The recent Juniper vulnerabilities are especially concerning though when it comes to the NOBUS argument. In fact, they completely destroy the argument. The US has already confirmed they are not behind the attack, and I believe them. But if not the US, then you have to ask who would be behind such an attack?
We can gain some insight by first considering that the hack was very likely performed by government sponsored intelligence. Criminals are generally playing a short game when it comes to cyber crime. Meaning they compromise a network, exfiltrate data, and make use of that data. Planting backdoors in Juniper source code they hoped would eventually make their way into the product base may take years to come to fruition. This completely discounts the effort that might be required to penetrate Juniper's code base and remain hidden. And did they ever remain hidden. Based on a review of the affected platforms, the attackers have had the backdoor in place since 2012. More three years of internal code reviews failed to discover the backdoor code.
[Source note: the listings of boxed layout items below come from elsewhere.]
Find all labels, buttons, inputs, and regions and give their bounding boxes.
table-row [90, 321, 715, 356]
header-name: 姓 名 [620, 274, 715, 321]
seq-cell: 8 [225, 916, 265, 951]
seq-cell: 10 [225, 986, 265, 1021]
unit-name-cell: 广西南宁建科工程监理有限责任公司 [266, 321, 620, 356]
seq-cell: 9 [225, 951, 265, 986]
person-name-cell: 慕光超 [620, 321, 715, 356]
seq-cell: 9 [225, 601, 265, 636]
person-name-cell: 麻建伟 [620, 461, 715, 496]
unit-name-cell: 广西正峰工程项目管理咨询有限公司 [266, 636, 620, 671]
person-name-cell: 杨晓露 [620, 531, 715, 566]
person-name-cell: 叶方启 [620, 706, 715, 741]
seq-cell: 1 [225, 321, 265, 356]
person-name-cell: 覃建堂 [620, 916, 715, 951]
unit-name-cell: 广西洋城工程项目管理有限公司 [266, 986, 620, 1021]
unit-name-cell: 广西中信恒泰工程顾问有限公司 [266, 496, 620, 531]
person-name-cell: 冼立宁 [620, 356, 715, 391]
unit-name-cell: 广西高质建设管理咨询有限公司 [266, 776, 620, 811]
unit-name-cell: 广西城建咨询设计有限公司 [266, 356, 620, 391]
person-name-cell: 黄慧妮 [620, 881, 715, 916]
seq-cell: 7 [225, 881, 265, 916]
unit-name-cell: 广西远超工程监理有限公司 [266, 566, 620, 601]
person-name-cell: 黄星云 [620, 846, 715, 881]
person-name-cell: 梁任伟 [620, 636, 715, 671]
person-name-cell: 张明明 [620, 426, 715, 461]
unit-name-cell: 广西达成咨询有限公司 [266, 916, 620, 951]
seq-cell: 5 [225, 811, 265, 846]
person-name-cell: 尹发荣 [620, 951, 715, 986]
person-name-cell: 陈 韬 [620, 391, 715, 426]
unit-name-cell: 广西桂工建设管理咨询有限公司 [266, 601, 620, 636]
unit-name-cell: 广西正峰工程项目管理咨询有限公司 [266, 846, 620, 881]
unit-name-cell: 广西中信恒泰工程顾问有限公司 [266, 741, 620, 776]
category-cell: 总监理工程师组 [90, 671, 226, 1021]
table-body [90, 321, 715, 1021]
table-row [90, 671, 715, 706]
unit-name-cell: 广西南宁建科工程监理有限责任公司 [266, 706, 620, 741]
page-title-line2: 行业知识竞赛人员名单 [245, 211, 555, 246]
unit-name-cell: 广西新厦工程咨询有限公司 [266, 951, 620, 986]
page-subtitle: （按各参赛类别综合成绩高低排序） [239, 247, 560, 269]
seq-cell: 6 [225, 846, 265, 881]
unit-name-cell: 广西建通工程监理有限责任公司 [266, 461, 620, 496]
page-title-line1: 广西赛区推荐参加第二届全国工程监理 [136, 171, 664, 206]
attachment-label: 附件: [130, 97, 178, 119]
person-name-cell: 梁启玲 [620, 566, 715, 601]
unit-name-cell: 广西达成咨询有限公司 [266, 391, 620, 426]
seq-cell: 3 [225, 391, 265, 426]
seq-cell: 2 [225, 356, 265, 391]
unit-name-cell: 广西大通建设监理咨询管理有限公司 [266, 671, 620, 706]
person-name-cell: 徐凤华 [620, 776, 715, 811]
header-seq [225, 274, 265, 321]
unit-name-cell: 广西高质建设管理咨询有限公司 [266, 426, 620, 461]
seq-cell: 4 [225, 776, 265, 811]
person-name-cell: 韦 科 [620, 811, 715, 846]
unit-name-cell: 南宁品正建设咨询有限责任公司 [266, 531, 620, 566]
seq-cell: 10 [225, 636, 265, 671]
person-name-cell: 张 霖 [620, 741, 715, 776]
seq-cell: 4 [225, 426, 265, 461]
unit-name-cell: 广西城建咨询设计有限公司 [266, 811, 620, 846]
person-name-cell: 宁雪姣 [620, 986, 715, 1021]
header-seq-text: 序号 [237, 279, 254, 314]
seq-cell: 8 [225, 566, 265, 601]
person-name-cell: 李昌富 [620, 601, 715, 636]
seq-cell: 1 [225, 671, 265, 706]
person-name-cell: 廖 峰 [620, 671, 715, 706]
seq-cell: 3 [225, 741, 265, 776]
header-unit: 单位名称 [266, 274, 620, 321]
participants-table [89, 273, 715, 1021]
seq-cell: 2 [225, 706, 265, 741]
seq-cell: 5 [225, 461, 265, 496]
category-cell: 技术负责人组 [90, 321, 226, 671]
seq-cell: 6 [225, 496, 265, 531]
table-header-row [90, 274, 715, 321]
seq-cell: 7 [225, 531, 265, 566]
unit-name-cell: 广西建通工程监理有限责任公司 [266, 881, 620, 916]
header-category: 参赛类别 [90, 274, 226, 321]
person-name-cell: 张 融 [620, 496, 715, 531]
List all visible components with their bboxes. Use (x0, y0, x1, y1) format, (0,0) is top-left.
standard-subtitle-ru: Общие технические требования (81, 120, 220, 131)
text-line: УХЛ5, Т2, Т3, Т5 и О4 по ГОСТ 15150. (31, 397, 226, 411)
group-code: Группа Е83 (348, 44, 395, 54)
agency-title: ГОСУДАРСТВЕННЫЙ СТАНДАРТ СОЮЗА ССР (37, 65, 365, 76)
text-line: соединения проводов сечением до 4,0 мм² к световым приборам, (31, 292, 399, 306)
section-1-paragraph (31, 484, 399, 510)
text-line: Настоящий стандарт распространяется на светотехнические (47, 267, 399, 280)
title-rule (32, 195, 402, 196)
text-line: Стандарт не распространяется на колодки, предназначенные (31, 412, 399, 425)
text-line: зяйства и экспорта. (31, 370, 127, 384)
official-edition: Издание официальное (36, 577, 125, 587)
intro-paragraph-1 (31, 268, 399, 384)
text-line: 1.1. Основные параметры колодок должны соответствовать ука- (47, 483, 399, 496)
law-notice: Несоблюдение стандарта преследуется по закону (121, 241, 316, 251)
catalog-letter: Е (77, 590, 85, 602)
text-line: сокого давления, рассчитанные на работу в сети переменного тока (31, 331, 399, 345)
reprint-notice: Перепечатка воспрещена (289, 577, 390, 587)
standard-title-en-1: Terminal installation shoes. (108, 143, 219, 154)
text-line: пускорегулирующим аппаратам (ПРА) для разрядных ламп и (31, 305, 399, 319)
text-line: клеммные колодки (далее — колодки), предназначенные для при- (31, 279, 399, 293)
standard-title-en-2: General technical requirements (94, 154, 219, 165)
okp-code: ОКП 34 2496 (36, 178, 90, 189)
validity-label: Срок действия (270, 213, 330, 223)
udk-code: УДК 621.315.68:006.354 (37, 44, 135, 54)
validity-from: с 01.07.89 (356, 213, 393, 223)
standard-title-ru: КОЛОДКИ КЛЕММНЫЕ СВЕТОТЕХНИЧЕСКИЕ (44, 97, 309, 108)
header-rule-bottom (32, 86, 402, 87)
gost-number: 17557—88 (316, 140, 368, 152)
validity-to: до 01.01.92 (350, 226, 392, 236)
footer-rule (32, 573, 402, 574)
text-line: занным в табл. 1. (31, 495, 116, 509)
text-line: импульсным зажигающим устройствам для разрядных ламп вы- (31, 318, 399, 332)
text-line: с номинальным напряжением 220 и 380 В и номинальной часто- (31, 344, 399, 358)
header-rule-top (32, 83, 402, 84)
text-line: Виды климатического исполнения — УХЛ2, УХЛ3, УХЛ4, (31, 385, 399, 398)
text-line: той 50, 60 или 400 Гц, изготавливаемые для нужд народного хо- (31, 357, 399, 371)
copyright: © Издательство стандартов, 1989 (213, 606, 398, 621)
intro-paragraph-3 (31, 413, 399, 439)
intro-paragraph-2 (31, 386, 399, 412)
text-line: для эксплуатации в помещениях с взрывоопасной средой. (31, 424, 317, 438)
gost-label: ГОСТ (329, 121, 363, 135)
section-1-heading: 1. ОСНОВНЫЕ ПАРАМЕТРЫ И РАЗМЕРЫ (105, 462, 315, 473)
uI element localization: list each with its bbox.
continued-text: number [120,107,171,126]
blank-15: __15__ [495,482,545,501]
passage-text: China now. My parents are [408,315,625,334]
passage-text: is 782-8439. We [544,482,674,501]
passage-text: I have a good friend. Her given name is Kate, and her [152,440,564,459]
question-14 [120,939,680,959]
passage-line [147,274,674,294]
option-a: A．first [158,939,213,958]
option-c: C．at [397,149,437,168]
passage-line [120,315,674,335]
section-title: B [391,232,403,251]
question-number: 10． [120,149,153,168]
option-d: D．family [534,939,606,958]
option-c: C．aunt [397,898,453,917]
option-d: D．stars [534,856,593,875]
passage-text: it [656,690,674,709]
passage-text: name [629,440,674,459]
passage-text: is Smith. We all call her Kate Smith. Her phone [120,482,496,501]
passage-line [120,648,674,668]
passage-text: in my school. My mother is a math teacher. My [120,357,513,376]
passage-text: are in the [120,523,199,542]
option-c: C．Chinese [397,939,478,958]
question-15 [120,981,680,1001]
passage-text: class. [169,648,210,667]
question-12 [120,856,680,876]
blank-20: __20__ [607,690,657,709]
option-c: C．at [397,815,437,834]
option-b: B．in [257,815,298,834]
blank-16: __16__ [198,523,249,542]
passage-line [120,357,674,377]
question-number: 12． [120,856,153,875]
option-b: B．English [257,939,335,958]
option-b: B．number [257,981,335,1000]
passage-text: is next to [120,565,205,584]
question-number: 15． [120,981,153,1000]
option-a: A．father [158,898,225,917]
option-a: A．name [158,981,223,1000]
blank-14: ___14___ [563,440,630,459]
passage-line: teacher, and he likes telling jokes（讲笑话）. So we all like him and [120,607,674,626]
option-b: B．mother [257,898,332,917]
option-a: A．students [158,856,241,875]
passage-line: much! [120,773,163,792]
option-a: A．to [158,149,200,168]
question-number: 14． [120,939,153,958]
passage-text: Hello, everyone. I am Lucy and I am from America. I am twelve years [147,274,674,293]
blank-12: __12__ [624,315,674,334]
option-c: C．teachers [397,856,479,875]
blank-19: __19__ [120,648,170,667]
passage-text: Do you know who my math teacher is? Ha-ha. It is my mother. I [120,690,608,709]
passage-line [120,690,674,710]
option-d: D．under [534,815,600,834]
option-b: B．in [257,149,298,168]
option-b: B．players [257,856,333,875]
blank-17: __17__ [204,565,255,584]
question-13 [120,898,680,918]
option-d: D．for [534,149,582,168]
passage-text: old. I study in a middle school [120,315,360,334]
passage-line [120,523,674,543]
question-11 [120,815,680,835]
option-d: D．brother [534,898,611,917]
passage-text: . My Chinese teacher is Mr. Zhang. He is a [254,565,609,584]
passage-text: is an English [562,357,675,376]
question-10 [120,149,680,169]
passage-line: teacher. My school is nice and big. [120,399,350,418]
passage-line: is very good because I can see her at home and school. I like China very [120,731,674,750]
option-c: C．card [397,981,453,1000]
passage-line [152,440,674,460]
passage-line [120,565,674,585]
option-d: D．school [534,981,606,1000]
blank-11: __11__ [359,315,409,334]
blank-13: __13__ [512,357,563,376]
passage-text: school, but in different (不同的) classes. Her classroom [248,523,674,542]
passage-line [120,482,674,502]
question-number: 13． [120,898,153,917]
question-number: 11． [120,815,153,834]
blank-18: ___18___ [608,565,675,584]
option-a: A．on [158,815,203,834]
But the vulnerabilities themselves are also telling. In particular, CVE-2015-7756 could only really be exploited by an adversary with the ability to intercept VPN traffic. If you don't have the VPN traffic, then the keys to decrypt it are meaningless. The fact that this change would be made to the Juniper code base implies that whoever did it has the ability to intercept VPN traffic en-masse and the ability to process the decrypted traffic.
In the infosec community, we often talk about how any country with good talent can start a network exploitation program. But the resources required to capitalize on the Juniper hack really limits the number of possible suspects. I won't speculate on who I think is responsible for the compromise, but since it wasn't the US, I think we can officially put the NOBUS argument to bed... forever.